Les filles de Salem débute un l’été plutôt chaud de 1691. La jeune Abigail est alors âgée de tout juste 13 ans et sa beauté attire déjà le regard de quelques travailleurs agricoles. Alors qu’elle traverse un champ de maïs pour se rendre à la rivière où elle récupère de l’eau fraîche pour le foyer de ses parents, Peter, un jeune homme avec qui elle jouait étant enfant, l’approche et engage la conversation. Timide il exprime difficilement ses sentiments à la jeune femme qu’elle est devenue. Avant qu’ils ne se séparent il lui offre tout de même, en cadeau, un âne qu’il a sculpté dans du bois. Abigail le serre fort dans ses mains avant de le cacher dans son tablier. Arrivée à la rivière elle est surprise par un indien au visage peint en noir. L’indien met un doigt devant ses lèvres pour signifiait le silence et part se fondre dans la forêt. Le soir, à son retour, alors qu’Abigail alors qu’elle mange en famille près du feu de la cheminée, sa belle-mère l’invective pour avoir accepté le cadeau de Peter. Une jeune fille en passe de devenir femme ne doit pas accepter de cadeau d’un homme. Dans la foulée la belle-mère convoque le conseil des femmes qui va examiner Abigail et conclure qu’elle est « prête à être cueillis ». Dès lors la jeune fille joyeuse et pleine de vie devra arborer un masque de rigueur. Ses cheveux coupés court seront cachés dans un fichu pour ne pas attirer les mauvaises pensées des hommes et elle devra bien sûr ne plus rire ou parler avec des hommes en public. Le début de ce qu’elle nomme « cauchemar » et qui ne s’éteindra qu’avec le large procès ouvert pour sorcellerie.

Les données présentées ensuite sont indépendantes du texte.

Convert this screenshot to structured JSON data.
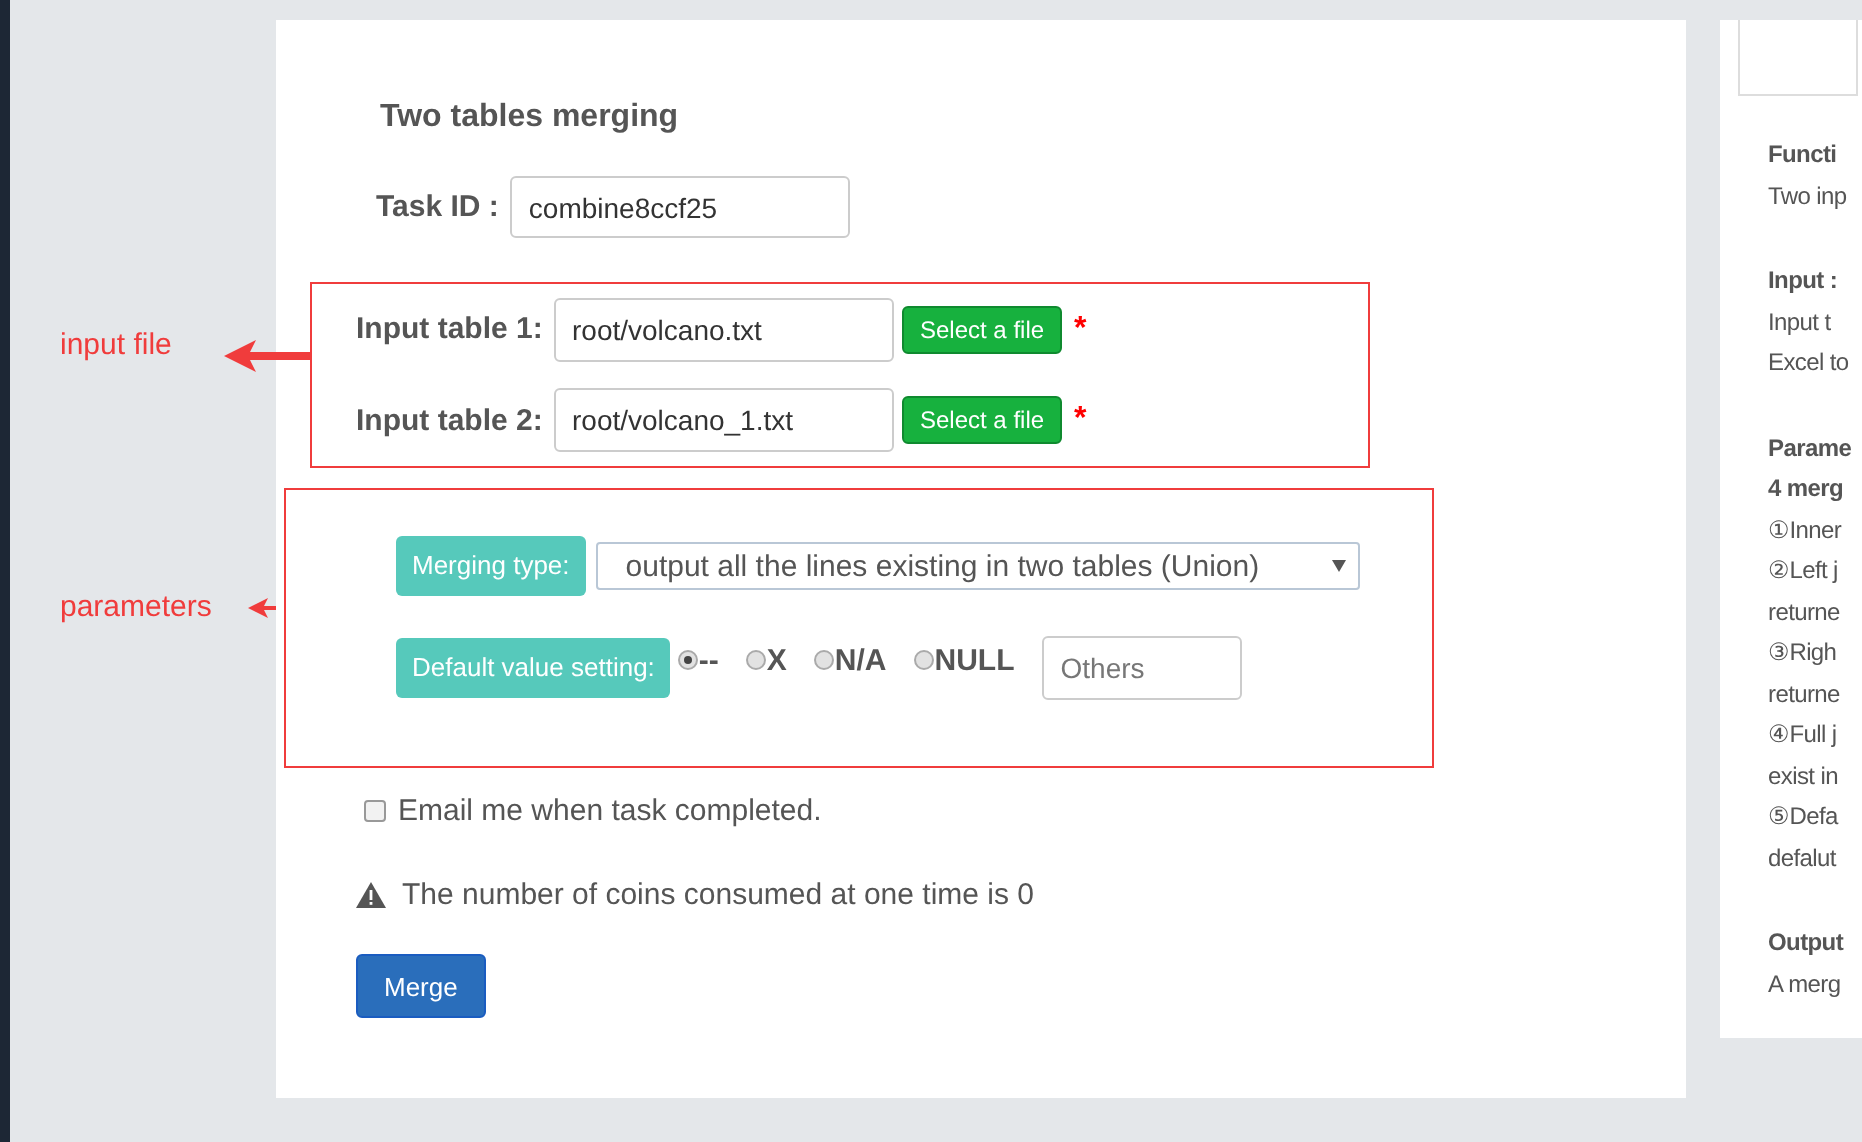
{
  "main": {
    "title": "Two tables merging",
    "task_id": {
      "label": "Task ID :",
      "value": "combine8ccf25"
    },
    "input_files": [
      {
        "label": "Input table 1:",
        "value": "root/volcano.txt",
        "button": "Select a file",
        "required_mark": "*"
      },
      {
        "label": "Input table 2:",
        "value": "root/volcano_1.txt",
        "button": "Select a file",
        "required_mark": "*"
      }
    ],
    "merging_type": {
      "label": "Merging type:",
      "value": "output all the lines existing in two tables (Union)"
    },
    "default_value": {
      "label": "Default value setting:",
      "options": [
        {
          "label": "--",
          "selected": true
        },
        {
          "label": "X",
          "selected": false
        },
        {
          "label": "N/A",
          "selected": false
        },
        {
          "label": "NULL",
          "selected": false
        }
      ],
      "others": {
        "placeholder": "Others"
      }
    },
    "email": {
      "label": "Email me when task completed.",
      "checked": false
    },
    "notice": "The number of coins consumed at one time is 0",
    "merge_button": "Merge"
  },
  "annotations": [
    {
      "text": "input file"
    },
    {
      "text": "parameters"
    }
  ],
  "help_panel": {
    "sections": [
      {
        "lines": [
          {
            "text": "Functi",
            "bold": true
          },
          {
            "text": "Two inp",
            "bold": false
          }
        ]
      },
      {
        "lines": [
          {
            "text": "Input :",
            "bold": true
          },
          {
            "text": "Input t",
            "bold": false
          },
          {
            "text": "Excel to",
            "bold": false
          }
        ]
      },
      {
        "lines": [
          {
            "text": "Parame",
            "bold": true
          },
          {
            "text": "4 merg",
            "bold": true
          },
          {
            "text": "①Inner",
            "bold": false
          },
          {
            "text": "②Left j",
            "bold": false
          },
          {
            "text": "returne",
            "bold": false
          },
          {
            "text": "③Righ",
            "bold": false
          },
          {
            "text": "returne",
            "bold": false
          },
          {
            "text": "④Full j",
            "bold": false
          },
          {
            "text": "exist in",
            "bold": false
          },
          {
            "text": "⑤Defa",
            "bold": false
          },
          {
            "text": "defalut",
            "bold": false
          }
        ]
      },
      {
        "lines": [
          {
            "text": "Output",
            "bold": true
          },
          {
            "text": "A merg",
            "bold": false
          }
        ]
      }
    ]
  }
}
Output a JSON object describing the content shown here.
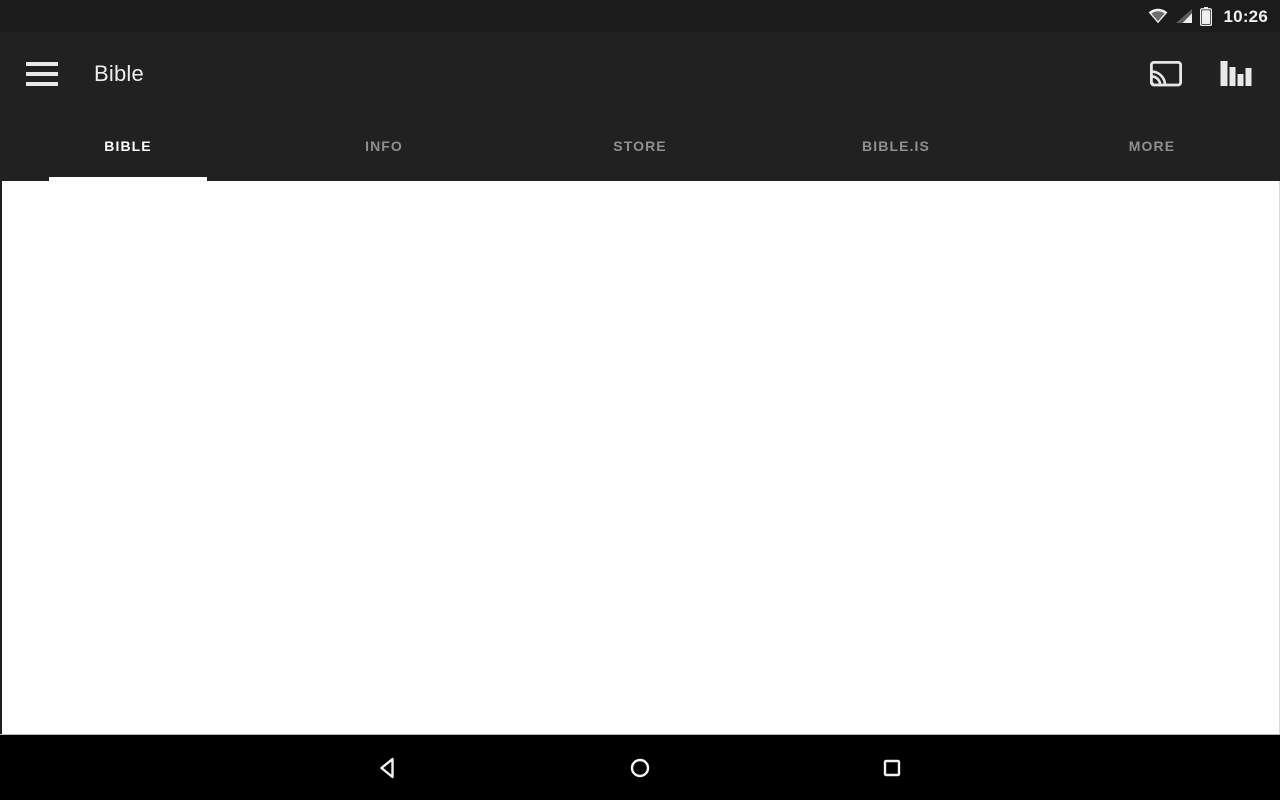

Thomas Gilbert dépeint avec pas mal de justesse l’Amérique puritaine et pudibonde de cette fin de dix-septième siècle dans le Massachusetts. Une société qui vit repliée sur elle-même et exerce comme activité principale la surveillance de l’autre. A la tête de la petite communauté de Salem le révérend Parris contesté mais craint par la plupart sera à l’origine du procès et des battues organisées pour faire fuir le malin incarné par l’indien au visage noir. Le lent glissement dans la folie des hommes se développe par strates dans un album où la plupart des scènes passée l’ouverture se déroulent de nuit accentuant la tension. Certains sont pris de visions étranges et nourrissent le climat oppressant du procès qui n’attise que haine et violence. Si Thomas Gilbert documente son récit, il s’approprie aussi l’histoire s’autorisant, pour nourrir la dramaturgie, des libertés par rapport à l’histoire officielle. Une fiction en forme de réflexion qui trouve une résonance particulière dans un vingt-et-unième siècle offrant des tribunes aux intégrismes religieux liberticides qui engendrent violences et déraisons. Un des meilleurs albums de cette fin d’année.